With your help on Giving Tuesday, we will expand our efforts to develop equitable models for open publishing
This Giving Tuesday, your gift to the MIT Press Fund for the Future will support publishing innovation and allow us to make high quality scientific content freely and openly available to anyone, anywhere in the world. Democratizing access to trustworthy information has never been more critical—it ignites understanding and encourages cross-pollination of the vital scientific research we need to address global challenges.
For close to thirty years, the MIT Press has been a leader in digital experimentation and open publishing, and we aren’t slowing down anytime soon. In 2023, we released close to 100 new open access books and launched three new open access journals: Journal of Climate Resilience & Climate Justice, Rapid Reviews\Infectious Diseases, and Imaging Neuroscience.

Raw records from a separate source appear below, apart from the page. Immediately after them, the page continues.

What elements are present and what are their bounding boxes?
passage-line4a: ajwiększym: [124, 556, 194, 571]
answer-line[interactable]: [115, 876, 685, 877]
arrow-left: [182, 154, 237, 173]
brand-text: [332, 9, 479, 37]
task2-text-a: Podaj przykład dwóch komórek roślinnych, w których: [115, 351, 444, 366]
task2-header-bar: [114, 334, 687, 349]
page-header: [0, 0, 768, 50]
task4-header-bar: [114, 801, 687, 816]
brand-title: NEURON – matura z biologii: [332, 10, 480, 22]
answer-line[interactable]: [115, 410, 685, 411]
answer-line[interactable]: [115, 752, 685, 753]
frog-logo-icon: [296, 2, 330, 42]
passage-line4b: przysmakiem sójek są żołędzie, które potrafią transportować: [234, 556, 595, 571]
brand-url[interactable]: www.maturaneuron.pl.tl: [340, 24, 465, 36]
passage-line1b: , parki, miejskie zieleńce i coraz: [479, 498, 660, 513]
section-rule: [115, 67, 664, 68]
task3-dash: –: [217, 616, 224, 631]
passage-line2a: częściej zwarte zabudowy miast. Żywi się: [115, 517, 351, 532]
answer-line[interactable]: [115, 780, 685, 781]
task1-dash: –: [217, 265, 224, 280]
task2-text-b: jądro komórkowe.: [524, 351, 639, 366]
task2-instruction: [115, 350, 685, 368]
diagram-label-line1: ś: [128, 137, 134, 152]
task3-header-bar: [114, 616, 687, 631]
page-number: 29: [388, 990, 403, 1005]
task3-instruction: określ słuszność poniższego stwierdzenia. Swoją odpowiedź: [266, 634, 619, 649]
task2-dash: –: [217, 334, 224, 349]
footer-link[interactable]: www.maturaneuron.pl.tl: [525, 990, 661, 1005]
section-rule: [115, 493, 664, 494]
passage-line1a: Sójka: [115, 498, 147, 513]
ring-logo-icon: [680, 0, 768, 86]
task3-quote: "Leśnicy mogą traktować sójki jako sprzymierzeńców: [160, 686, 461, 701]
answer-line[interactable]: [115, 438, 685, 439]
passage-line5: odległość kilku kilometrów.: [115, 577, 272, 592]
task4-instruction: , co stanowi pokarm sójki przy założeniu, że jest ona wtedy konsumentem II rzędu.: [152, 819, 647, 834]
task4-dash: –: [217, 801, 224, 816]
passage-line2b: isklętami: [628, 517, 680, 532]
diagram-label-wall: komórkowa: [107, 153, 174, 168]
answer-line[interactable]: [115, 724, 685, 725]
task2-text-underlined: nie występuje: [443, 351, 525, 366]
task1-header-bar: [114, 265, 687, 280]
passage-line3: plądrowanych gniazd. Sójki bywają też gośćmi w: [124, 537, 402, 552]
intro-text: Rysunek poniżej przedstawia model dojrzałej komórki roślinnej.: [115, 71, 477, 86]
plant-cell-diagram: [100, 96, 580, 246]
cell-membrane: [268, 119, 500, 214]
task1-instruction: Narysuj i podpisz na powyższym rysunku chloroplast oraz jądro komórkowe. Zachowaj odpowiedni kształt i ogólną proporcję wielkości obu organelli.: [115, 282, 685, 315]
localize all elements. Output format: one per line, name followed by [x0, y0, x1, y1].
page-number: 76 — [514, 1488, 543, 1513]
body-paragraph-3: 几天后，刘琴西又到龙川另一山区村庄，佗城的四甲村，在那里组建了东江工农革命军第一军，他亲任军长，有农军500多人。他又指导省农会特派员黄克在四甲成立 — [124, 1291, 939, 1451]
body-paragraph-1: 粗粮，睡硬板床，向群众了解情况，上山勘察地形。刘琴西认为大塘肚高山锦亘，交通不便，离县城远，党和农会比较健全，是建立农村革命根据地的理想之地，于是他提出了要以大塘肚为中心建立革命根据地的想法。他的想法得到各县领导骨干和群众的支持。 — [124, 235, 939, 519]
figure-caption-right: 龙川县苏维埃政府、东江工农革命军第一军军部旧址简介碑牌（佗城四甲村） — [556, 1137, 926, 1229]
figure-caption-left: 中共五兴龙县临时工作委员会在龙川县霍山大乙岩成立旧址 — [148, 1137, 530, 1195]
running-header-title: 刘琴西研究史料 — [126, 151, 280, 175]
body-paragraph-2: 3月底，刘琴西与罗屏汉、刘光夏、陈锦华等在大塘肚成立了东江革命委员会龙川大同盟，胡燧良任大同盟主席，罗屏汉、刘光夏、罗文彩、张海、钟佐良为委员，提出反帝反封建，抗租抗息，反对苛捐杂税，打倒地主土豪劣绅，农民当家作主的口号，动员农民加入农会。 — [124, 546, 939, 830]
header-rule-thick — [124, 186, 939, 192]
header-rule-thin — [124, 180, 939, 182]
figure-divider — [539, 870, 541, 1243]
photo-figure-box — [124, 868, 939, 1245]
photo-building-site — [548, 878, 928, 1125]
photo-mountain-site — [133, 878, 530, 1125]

This Giving Tuesday, your financial gift to the Fund for the Future will support equitable and open access to MIT Press journals and books. And, thanks to the generosity of MIT Press friends Victor and Ruth McElheny, the first $2000.00 in pledges will have 2x the impact.
As a special thank you, everyone who donates $100 or more on Giving Tuesday—November 28, 2023—will receive a one-of-a-kind, only-at-MIT tape measure marked in centimeters, inches, and smoots.*
Together, we will expand our efforts to develop equitable and sustainable models for open publishing, making vital scholarship available to anyone, anywhere in the world. Thank you for your #GivingTuesday support!
Amy Brand, PhD
Director and Publisher, MIT Press
P.S. – MIT alumni: we are happy to confirm that gifts to the MIT Press count toward annual class gift totals!
“When it comes to the climate crisis, open access enables more policy discussions, better processes, and greater impact worldwide.”—Maria Ivanova, MIT Press author; Director of the Policy School at Northeastern University; Winner, Global Green Mentor Award, 2023 Climate Week
* What’s a smoot, you ask? A smoot is a unit of measure named for MIT alum Oliver Smoot ’62, who, as a freshman in 1958, courageously—and with good humor—served as a human measuring stick (one smoot = 5′ 7″), so the world would know with certainty that the Mass Ave bridge was approximately 364.4 smoots long. Ollie’s participation with six of his Lambda Chi pledge brothers in the hack inspired this exclusive thank-you gift.